For Hirsch and GoodRx, the expansion into these kinds of online consultations was a natural extension of the company’s services. “One third of people who come to GoodRx . are coming to GoodRx and they may not have the prescription that they don’t think they need,” he says. “For a long time now we’ve been  telling people you may need a prescription for the service and telemedicine options are available.” 

Now the company can keep those customers in-house by offering their own telemedicine consults.

Other technology companies are also pushing deeper into the healthcare industry with Amazon making a big splash with the launch of its employee-only healthcare service offering telemedicine and on-site consultations with staff doctors. Apple, too, has its own healthcare service for employees.

Even BestBuy is seeing big dollars in the healthcare industry. It expects healthcare services to become an increasingly important component to its bottom line as more technology hardware and software is developed to cater to both the aging population, remote health solutions, and infant and childcare.

Demand for more healthcare alternatives is only increasing even as the cost of care rises and the value of healthcare services declines.

As GoodRx notes, access to primary care physicians is hard for most Americans.

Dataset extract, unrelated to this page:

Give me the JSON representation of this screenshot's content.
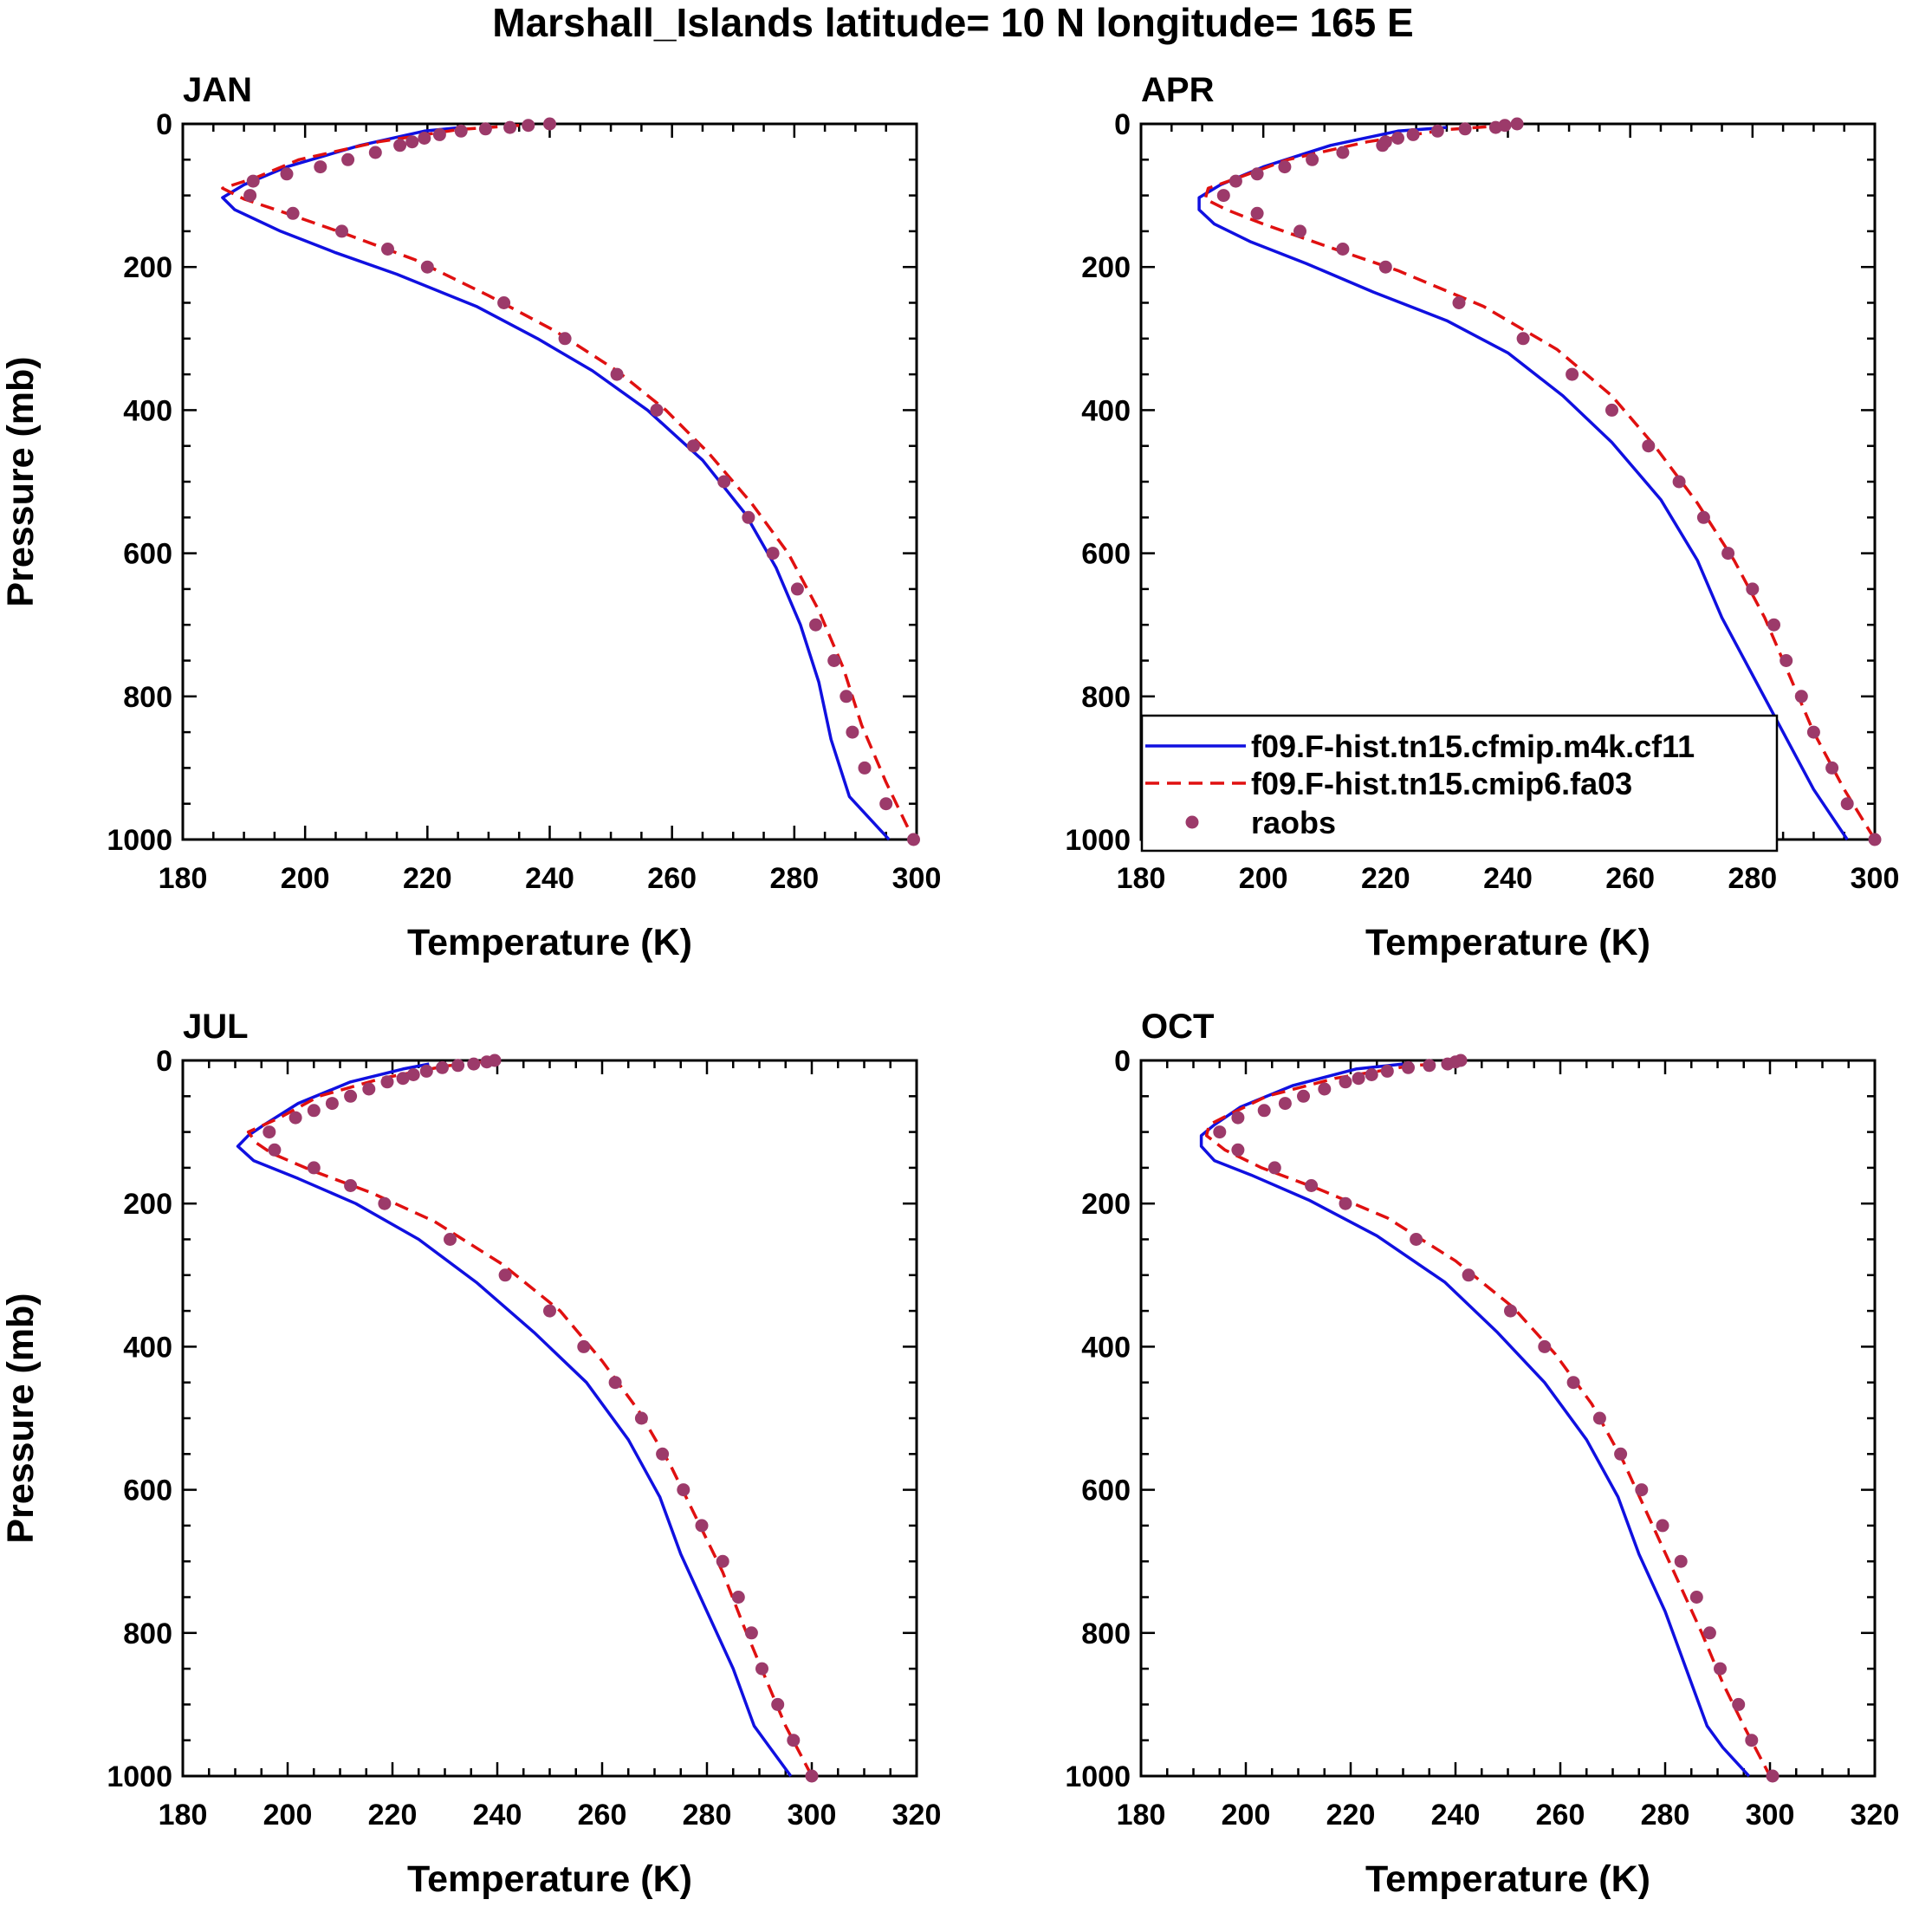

Some patients can wait up to three weeks to see a doctor and there’s the potential that the country could see a shortfall of up to 120,000 doctors coming within the next 15 years. Add that to the fact that over 27.5 million Americans don’t even have health insurance and the demand for low cost access to care seems obvious.

What’s less obvious is that the care Americans need is access to physicians which will prescribe hair-loss or erectile dysfunction treatments, acne treatments, eyelash growth, or metabolic assessments.

Hirsch says more services will be coming in later months. “We’re at the very early stages of telemedicine,” he says. “We want to continue to expand into more primary services as is safe and affordable and as we can.”

For now, the focus was on bringing the price point down and having more control over where to refer customers. “A lot of these services are tied to mail-order clinics and that could be hundreds of dollars [for a consultation or prescription],” Hirsch says. “We’re going to say it’s $20 for a visit. You can do it today… and you can have a pricing options… we’re saying you’ve had your doctor visit… here’s a list of prices and coupons if you want them.”

Since its launch in 2017, HeyDoctor has had over 100,000 consultations and had already been working with GoodRx, according to Hirsch. The terms of the acquisition were not disclosed.

The acquisition of HeyDoctor is the first big strategic gambit from the company in the year since it raised money from the private equity firm, Silverlake, in a transaction which valued the discount pharmaceutical provider at roughly $2.8 billion, according to a CNBC report.

“In an increasingly fragmented and confusing healthcare system, our goal is to provide a one-stop shop for services that address most basic healthcare needs,” said Hirsch.